綺麗。きれい。
陽もようやく落ちてきて、辺りがゆっくりと暗くなってきた頃。
おれと遥香は河川敷の端でレジャーシートに座って、花火が打ち上がるのを待っていた。
ちなみに、このレジャーシートは遥香が持っていたものだった。
そして、レジャーシートに描かれているのは、あのブチャカワ猫だ。寝転びながら、球遊びする姿が描かれている。

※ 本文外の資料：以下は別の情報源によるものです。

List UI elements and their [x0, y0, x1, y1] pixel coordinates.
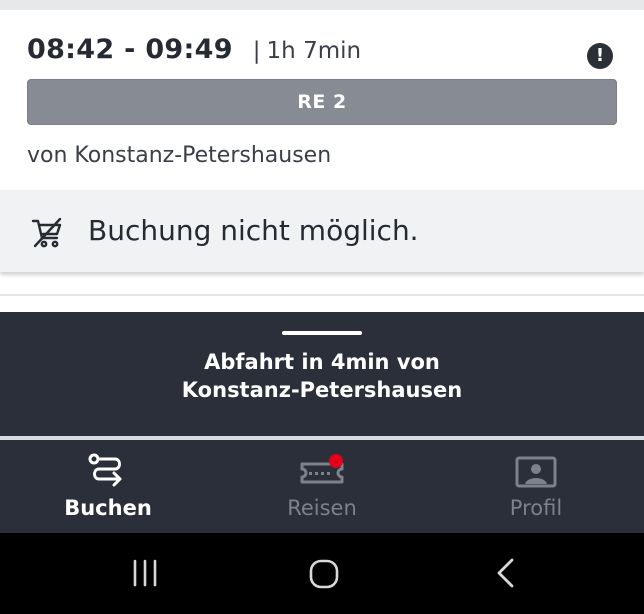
booking-notice: Buchung nicht möglich. [0, 190, 644, 272]
time-row: 08:42 - 09:49 | 1h 7min [27, 34, 361, 65]
recent-apps-icon[interactable] [130, 557, 160, 589]
departure-info-line2: Konstanz-Petershausen [181, 378, 463, 402]
connection-card[interactable]: 08:42 - 09:49 | 1h 7min ! RE 2 von Konst… [0, 10, 644, 190]
departure-info-line1: Abfahrt in 4min von [204, 350, 440, 374]
bottom-navigation: Buchen Reisen Profil [0, 440, 644, 533]
train-line-bar: RE 2 [27, 79, 617, 125]
ticket-icon [300, 454, 344, 484]
nav-item-reisen[interactable]: Reisen [215, 440, 429, 533]
nav-item-buchen[interactable]: Buchen [1, 440, 215, 533]
time-separator: | [252, 38, 261, 64]
nav-label-reisen: Reisen [287, 496, 357, 520]
train-line-label: RE 2 [297, 91, 347, 113]
nav-label-buchen: Buchen [64, 496, 152, 520]
nav-label-profil: Profil [509, 496, 563, 520]
origin-station: von Konstanz-Petershausen [27, 143, 332, 168]
departure-bottom-sheet[interactable]: Abfahrt in 4min von Konstanz-Petershause… [0, 312, 644, 436]
sheet-drag-handle[interactable] [282, 331, 362, 335]
route-icon [88, 453, 122, 487]
profile-icon [515, 456, 557, 488]
departure-arrival-times: 08:42 - 09:49 [27, 34, 233, 65]
back-icon[interactable] [492, 557, 518, 589]
system-navigation-bar [0, 533, 644, 614]
alert-icon[interactable]: ! [587, 43, 613, 69]
next-card-edge [0, 294, 644, 296]
notification-badge [329, 454, 343, 468]
journey-duration: 1h 7min [266, 38, 362, 64]
booking-notice-text: Buchung nicht möglich. [88, 214, 419, 247]
cart-crossed-icon [31, 217, 62, 248]
home-icon[interactable] [307, 557, 341, 591]
top-scroll-strip [0, 0, 644, 10]
nav-item-profil[interactable]: Profil [429, 440, 643, 533]
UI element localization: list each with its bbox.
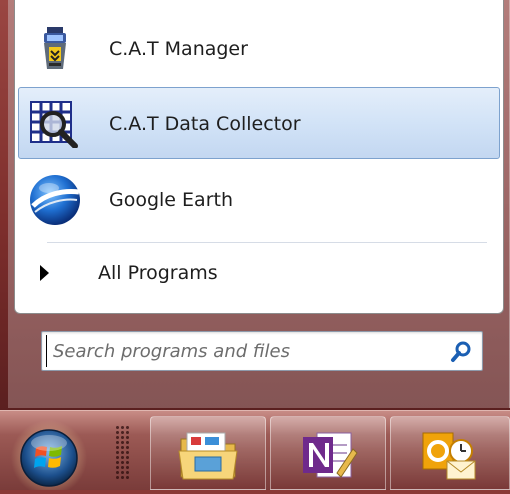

新作が出たとかで、たまたま遥香が今日これを購入したらしく、早速使わせてもらっているのである。いやはや、なんともタイミングが良くて、びっくりする。むしろ、今日の花火大会のために買ったんじゃないかと思ってしまうが、そんなわけないよな。
「それにしても多いな」
言いながら、辺りをぐるっと見渡す。
「うん?人がってこと?」
「いや、リア充がだよ」
おれ達がいる周りには何故かカップルしかいなかった。
同じようにレジャーシートを轢いて座っていたり、そのまま地面に座っているカップル達もいる。どこもかしこも幸せそうな、甘ったるいオーラが出ている気がする。長時間いたら胸焼けがしてきそうだな。
「あー……そういえばそうね」
「まぁそれは別にいいんだけどさ。人目を気にせずイチャイチャとかされたら困るよな」
いきなりそんなことされたら、どこ見ていいかわからんし。っていうかその前に人前でそんなことやるなって思う。
「イチャイチャ……」
「おい、遥香どうした……?」
「え……いや、なんでもないわよ……!」
そう言って、遥香はそっぽを向き、それきり黙り込んでしまった。
なんだってんだ、一体……
そういや、遥香ってモテるのに何故か今まで彼氏いないんだよな。なんでなんだろ……
意外にそういうことにはウブとか……?
いや、それはないと思うけどな……
遥香をよそに、おれがそんなことを考えているうちに、遠くの方で花火が打ち上がった。
花火が上がった瞬間、大きな歓声が上がる。
「わぁ、綺麗……」
隣に座っている遥香が小さく呟く。
子供のように目を輝かせながら、打ち上がっていく花火に目を合わせていく。
その横顔の方が花火なんかより何十倍も綺麗だとおれは思った。